Around 23:00 yesterday the wind vane settled on NW (315°) and sat there until around 07:00 today. I noticed this because the wind direction graph for most of this morning is a straight line:
Of course, if there's no wind at all, the vane won't move, but in that case I don't actually plot a point on the graph — I only plot a direction if there's an associated wind speed.
I suppose it's possible that for all that time the wind vane managed to record exactly the same direction but I've never seen it do this before in all the time I've been running the station. Given how much rain, hail and snow we've had over the last few days I'm wondering if the vane actually froze in place. One bit of evidence that makes me think this might be the case is the fact that the direction settled back into its normal plot (varying around a general direction) at around the same time as the Sun would have started to warm it up (around 07:00 this morning).
2 comments:
What temperature did it get down to last night down there?

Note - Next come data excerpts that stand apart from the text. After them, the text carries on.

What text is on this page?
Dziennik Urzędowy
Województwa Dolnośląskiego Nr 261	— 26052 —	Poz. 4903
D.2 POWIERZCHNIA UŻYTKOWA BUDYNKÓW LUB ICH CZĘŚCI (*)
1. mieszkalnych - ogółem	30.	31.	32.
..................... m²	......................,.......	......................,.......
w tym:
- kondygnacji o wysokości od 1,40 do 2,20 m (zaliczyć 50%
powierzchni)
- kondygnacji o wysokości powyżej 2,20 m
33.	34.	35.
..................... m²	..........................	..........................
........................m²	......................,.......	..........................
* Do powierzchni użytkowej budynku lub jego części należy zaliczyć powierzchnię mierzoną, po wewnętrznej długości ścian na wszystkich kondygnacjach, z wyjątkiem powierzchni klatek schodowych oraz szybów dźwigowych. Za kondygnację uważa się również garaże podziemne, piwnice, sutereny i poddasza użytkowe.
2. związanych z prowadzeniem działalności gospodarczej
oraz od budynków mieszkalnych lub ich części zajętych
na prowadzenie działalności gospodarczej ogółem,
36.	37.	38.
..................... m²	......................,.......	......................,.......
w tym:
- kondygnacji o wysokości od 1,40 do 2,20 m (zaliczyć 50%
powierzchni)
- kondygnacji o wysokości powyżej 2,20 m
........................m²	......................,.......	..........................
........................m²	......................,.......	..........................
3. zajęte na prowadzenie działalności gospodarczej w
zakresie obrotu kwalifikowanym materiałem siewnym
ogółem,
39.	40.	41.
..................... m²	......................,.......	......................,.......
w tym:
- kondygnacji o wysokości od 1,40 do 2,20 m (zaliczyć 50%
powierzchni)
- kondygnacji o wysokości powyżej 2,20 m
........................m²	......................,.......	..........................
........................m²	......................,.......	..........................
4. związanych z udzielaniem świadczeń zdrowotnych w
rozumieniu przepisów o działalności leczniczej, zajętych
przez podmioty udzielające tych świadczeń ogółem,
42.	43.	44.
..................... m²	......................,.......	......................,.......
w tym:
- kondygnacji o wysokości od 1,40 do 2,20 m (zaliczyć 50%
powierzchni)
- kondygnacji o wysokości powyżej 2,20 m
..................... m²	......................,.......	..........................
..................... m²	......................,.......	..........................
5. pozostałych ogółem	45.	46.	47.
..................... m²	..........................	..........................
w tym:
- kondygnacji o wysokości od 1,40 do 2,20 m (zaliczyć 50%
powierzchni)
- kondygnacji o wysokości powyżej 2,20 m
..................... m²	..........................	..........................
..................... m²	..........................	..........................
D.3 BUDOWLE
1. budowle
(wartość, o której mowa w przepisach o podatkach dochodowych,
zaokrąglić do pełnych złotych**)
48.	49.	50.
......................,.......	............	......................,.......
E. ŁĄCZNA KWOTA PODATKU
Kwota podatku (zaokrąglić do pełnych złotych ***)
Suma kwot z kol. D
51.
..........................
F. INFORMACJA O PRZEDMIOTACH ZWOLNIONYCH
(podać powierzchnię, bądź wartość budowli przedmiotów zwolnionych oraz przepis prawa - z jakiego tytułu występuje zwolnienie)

I've definitely seen the thing freeze here, before now, but I also noticed a distinct turning point in the weather itself at about 1800hrs last night: pressure peaked, temperature was dropping fast, wind-angle sheared around over 90º, and wind-speed just *stopped* dead.
It dropped just below freezing for a while.
I'm fairly sure that the vane got "stuck" somehow last night - the fact that I recorded wind speeds during all of the early morning suggests there was wind but that the vane wasn't turning.